Questi concetti forniscono una visione più profonda della sindrome autistica e dimostrano che l’intestino del bambino è un luogo privilegiato.

Da tempo gli anatomisti hanno descritto un’ampia rete nervosa all’interno delle pareti dello stomaco e dell’intestino, rete in relazione con le fibre nervose provenienti dai due rami del sistema nervoso autonomo, il simpatico e il parasimpatico, ma non ne erano ben chiare caratteristiche e funzioni.

Ricerche recenti hanno permesso di accertare che la rete nervosa delle pareti interne del tratto gastro-intestinale, proprio quello che viene pesantemente colpito dai vaccini somministrati nel neonato, presenta una notevole quantità di neuroni, circa cento milioni, e svolge un ruolo in gran parte indipendente dal cervello centrale a cui è certamente collegata dal sistema nervoso autonomo, ma da cui non dipende per il suo funzionamento.

E’ stato infatti visto che se si interrompono le connessioni tra sistema nervoso autonomo e rete nervosa enterica, questa continua a svolgere i propri compiti.

Questa rete nervosa battezzata come “sistema nervoso enterico”, “cervello enterico” o anche “secondo cervello”, è in stretto collegamento con il sistema endocrino, che è molto diffuso all’interno dell’apparato digerente e opera di cellule endocrine sparse nella mucosa gastrointestinale. Ma lo è anche con il sistema immunitario, che in questa parte del nostro corpo assume anch’esso l’aspetto di un’ampia rete linfatica, dove circolano i linfociti.

La linfatica e la nervosa sono due reti che scorrono l’una sull’altra in una ben determinata zona del tessuto dell’intestino tenue, nella tonaca sottomucosa.

La nostra pancia, ed in particolare quella di un neonato, si presenta quindi come un potente complesso neuroendocrinoimmunitario integrato che svolge funzioni con un largo margine di autonomia, ma che, al tempo stesso, si confronta continuamente innanzi tutto con l’esterno [fattori esogeni come i vaccini], ma anche con l’interno [fattori endogeni come il cervello centrale e le varie malattie].

In definitiva noi non crediamo che l’autismo possa essere diagnosticato alla nascita perché tutto ciò che vediamo quotidianamente lo smentisce alla radice.
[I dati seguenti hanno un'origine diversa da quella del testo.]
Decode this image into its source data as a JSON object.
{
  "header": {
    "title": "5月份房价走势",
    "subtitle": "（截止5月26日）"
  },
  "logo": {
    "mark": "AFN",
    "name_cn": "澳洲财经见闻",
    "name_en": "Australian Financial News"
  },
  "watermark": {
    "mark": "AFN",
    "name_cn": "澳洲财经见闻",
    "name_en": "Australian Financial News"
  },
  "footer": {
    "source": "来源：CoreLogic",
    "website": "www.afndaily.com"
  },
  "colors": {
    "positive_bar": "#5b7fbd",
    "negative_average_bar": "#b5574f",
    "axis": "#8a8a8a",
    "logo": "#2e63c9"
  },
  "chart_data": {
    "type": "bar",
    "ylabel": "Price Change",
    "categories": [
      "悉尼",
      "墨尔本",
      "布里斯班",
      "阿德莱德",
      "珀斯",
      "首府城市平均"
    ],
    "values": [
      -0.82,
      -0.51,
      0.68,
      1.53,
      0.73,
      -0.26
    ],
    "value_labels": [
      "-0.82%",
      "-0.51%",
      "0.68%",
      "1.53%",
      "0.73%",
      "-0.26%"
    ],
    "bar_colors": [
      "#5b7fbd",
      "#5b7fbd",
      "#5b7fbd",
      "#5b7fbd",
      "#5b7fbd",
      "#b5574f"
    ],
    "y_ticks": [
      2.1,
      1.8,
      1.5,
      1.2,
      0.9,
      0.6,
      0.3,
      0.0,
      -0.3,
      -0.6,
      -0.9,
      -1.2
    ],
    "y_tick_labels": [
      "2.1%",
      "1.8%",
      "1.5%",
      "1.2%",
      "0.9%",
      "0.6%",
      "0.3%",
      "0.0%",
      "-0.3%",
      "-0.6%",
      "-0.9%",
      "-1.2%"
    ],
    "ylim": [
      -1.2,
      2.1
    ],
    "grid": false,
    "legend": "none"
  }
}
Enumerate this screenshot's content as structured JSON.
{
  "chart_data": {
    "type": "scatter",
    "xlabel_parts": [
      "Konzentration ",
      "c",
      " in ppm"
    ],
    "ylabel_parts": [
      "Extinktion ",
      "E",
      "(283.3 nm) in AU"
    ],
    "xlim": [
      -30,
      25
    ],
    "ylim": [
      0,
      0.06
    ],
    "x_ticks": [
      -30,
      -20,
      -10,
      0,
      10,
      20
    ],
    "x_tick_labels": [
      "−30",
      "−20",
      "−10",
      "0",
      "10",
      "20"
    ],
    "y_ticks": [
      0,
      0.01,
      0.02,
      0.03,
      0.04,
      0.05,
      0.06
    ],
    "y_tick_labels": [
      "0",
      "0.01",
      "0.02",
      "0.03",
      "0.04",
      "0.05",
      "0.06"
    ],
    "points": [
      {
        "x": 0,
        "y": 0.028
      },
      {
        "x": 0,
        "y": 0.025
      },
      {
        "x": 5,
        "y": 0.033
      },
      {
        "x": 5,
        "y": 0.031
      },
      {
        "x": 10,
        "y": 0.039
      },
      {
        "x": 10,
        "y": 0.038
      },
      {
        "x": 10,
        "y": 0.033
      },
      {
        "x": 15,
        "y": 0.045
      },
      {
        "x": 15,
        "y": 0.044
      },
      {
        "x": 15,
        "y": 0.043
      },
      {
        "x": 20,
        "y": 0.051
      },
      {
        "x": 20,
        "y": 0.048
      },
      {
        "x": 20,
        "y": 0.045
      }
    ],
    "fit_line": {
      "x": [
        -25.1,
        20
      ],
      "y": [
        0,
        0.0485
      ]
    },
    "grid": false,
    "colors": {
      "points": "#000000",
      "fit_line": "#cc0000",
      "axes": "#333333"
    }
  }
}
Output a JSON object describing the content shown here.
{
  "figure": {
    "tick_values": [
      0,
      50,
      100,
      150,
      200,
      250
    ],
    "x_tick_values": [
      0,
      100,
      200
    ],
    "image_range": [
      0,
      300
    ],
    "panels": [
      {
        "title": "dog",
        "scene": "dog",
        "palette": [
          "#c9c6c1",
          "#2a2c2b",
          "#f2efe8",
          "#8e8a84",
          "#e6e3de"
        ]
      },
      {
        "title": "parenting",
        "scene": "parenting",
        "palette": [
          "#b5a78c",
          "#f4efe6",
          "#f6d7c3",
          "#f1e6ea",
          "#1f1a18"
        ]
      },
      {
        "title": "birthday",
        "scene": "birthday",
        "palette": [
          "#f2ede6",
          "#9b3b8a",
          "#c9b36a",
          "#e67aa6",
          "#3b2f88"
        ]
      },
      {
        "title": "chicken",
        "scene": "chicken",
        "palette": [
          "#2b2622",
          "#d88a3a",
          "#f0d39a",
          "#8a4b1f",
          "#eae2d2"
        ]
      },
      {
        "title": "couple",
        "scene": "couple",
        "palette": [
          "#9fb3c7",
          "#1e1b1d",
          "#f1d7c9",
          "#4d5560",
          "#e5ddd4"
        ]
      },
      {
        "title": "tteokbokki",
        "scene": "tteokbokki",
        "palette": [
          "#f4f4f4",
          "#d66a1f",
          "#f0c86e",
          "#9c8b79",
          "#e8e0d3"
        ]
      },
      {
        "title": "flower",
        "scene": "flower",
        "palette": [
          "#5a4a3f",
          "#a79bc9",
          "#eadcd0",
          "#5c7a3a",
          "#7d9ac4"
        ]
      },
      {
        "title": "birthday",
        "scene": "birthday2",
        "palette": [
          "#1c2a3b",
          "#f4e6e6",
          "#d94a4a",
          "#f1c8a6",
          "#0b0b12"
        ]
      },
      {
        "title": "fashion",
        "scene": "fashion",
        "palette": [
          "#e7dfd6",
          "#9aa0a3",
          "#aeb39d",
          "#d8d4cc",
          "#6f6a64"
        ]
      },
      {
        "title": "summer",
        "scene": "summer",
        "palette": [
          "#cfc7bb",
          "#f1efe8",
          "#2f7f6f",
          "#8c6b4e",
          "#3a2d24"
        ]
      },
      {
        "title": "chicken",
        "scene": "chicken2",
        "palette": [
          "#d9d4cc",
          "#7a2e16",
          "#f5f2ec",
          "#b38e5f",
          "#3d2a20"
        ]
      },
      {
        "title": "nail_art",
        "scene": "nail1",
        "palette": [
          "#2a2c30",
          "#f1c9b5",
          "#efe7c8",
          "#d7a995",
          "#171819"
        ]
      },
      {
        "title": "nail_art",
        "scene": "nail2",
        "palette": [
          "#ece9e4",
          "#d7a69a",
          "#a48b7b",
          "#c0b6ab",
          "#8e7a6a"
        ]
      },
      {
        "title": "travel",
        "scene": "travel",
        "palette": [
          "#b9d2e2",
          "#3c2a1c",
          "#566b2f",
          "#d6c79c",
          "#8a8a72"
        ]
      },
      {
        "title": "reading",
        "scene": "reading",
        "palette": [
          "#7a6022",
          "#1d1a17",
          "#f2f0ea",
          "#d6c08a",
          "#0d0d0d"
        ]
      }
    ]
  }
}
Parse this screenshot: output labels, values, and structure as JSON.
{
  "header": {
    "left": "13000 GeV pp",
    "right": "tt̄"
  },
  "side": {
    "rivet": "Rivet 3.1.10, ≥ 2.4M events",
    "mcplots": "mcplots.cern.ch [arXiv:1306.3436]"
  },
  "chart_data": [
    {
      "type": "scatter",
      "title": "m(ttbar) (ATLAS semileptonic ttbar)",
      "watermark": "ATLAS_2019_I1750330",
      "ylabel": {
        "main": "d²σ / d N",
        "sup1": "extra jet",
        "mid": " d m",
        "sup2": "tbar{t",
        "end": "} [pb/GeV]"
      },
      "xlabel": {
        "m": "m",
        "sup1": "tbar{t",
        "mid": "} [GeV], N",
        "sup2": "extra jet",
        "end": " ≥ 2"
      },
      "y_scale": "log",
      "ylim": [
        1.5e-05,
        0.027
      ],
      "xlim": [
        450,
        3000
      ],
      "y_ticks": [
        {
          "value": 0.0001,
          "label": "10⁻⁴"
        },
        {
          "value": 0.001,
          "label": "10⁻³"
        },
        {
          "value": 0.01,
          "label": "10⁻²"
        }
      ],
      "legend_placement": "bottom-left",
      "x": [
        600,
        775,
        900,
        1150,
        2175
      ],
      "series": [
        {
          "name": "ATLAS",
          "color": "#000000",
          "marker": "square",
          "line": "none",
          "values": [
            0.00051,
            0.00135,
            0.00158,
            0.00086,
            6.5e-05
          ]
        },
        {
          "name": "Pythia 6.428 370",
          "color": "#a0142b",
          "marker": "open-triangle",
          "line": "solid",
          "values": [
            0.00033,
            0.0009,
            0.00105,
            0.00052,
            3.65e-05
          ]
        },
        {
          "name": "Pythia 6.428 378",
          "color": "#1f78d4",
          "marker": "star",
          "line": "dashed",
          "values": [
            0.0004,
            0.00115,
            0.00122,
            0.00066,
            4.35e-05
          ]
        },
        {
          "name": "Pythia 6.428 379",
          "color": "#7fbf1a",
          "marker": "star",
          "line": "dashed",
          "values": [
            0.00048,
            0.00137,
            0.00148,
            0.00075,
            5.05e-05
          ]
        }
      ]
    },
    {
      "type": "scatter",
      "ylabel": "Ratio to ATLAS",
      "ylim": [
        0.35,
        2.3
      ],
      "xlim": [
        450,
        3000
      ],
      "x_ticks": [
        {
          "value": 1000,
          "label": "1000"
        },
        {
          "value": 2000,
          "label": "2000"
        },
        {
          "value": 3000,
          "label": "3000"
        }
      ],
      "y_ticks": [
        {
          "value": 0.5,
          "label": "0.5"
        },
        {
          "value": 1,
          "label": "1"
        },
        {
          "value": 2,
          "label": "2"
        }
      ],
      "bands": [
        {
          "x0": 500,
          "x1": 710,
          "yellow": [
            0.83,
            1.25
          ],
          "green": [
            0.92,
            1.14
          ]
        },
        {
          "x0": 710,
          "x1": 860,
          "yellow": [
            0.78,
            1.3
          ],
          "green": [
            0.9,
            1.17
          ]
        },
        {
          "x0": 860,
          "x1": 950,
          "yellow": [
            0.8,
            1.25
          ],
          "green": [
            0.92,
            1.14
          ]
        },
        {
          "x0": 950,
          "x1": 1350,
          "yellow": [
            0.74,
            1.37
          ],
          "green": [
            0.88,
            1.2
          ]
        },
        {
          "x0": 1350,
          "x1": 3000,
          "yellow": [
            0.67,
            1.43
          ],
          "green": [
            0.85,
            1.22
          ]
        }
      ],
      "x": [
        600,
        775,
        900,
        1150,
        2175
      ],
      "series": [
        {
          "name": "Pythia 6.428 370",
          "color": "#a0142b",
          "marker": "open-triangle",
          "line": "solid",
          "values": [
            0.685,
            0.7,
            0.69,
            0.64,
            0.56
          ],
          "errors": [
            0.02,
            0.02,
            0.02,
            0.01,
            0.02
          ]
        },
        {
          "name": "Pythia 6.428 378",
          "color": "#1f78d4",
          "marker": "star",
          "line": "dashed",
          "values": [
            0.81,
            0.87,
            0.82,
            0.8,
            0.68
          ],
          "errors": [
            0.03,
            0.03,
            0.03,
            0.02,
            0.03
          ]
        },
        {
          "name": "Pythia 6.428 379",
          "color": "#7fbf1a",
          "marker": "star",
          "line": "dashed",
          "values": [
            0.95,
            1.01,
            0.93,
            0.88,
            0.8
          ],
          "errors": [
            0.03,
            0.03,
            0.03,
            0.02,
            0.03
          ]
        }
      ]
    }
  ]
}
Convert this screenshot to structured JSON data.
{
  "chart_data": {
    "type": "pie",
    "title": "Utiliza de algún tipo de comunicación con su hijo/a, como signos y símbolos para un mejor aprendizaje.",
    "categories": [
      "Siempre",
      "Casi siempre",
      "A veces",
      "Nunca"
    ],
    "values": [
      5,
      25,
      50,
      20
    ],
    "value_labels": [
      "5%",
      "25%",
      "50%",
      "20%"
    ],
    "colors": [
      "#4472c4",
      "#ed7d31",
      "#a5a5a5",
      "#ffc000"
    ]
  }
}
Molto importante, invece, potrebbe essere lo studio del microbiota e dei metaboliti. Perché, da quanto si sta finalmente vedendo, la loro influenza è grande. Inoltre, è più che evidente che, se già l’ambiente biologico è delicato e si va ad interferire con qualcosa che porta ad uno squilibrio ancor maggiore, ecco che il danno permanente diventa quasi inevitabile.